# Sequencia para processamento em Cluster

Todo o código foi baseado na biblioteca boto3.
Para executar é necessário ter na máquina configurada as credencias da AWS conforme descrito no link https://boto3.amazonaws.com/v1/documentation/api/latest/guide/quickstart.html.

In [1]:
try:
    !pip install boto3=="1.13.1" --quiet
except:
    print("Running throw py file.")

In [2]:
import boto3
import os
import json

In [3]:
dirpath = os.getcwd()
dataPath = dirpath + "/../data"

## Preparando os servicos AWS S3

In [4]:
s3 = boto3.resource('s3')

### Criacao de bucket chamado <span style="color:red">tembici-fk</span> 

In [5]:
my_bucket = "tembici-fk"
s3_client = boto3.client('s3')
s3_client.create_bucket(Bucket=my_bucket)
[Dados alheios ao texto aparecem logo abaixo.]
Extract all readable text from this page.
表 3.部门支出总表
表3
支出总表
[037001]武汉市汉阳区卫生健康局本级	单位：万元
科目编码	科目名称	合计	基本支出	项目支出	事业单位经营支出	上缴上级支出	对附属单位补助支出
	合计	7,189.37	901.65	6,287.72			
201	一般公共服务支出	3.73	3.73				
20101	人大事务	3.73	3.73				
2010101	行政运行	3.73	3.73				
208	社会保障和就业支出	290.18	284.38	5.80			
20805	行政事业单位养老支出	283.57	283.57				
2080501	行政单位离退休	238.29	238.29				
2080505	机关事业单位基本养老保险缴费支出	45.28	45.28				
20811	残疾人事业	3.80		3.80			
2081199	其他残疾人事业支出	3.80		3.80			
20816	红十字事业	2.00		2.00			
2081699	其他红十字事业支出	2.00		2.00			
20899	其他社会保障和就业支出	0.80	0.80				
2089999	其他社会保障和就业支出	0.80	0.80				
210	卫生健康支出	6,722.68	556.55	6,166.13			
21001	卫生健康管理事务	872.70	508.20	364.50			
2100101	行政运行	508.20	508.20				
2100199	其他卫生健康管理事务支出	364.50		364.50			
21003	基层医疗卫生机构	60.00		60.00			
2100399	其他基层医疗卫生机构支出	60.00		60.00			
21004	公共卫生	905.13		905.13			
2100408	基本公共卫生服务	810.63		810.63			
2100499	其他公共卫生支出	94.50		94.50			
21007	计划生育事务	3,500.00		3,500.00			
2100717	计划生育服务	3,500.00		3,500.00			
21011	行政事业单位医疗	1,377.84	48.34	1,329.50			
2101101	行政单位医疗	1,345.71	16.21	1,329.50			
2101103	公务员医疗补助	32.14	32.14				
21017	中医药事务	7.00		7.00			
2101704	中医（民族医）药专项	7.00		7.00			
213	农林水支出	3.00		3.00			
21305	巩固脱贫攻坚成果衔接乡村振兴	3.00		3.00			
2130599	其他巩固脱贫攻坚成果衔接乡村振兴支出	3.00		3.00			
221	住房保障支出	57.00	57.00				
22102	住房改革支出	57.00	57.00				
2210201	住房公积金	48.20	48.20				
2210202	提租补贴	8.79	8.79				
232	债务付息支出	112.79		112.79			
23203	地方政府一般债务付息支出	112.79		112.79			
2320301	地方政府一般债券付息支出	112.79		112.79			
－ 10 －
{'ResponseMetadata': {'RequestId': '1105F1D34F0183B3',
  'HostId': 'C6MVkxyxuoHshzEAynwDCmsQiyPWqv63h0VH8ua5YgcgWdQ8Y4vhXMKuiDCSk/QElv7+DpT7tbo=',
  'HTTPStatusCode': 200,
  'HTTPHeaders': {'x-amz-id-2': 'C6MVkxyxuoHshzEAynwDCmsQiyPWqv63h0VH8ua5YgcgWdQ8Y4vhXMKuiDCSk/QElv7+DpT7tbo=',
   'x-amz-request-id': '1105F1D34F0183B3',
   'date': 'Mon, 04 May 2020 02:37:55 GMT',
   'location': '/tembici-fk',
   'content-length': '0',
   'server': 'AmazonS3'},
  'RetryAttempts': 0},
 'Location': '/tembici-fk'}

### Criando uma TAG chamada <span style="color:red">tembici-test-fk</span> no bucket criado.

In [6]:
my_tag = [{'Key': 'tembici-test-fk', 'Value': ''}]
tag={'TagSet': my_tag}
s3_client.put_bucket_tagging(Bucket=my_bucket, Tagging=tag)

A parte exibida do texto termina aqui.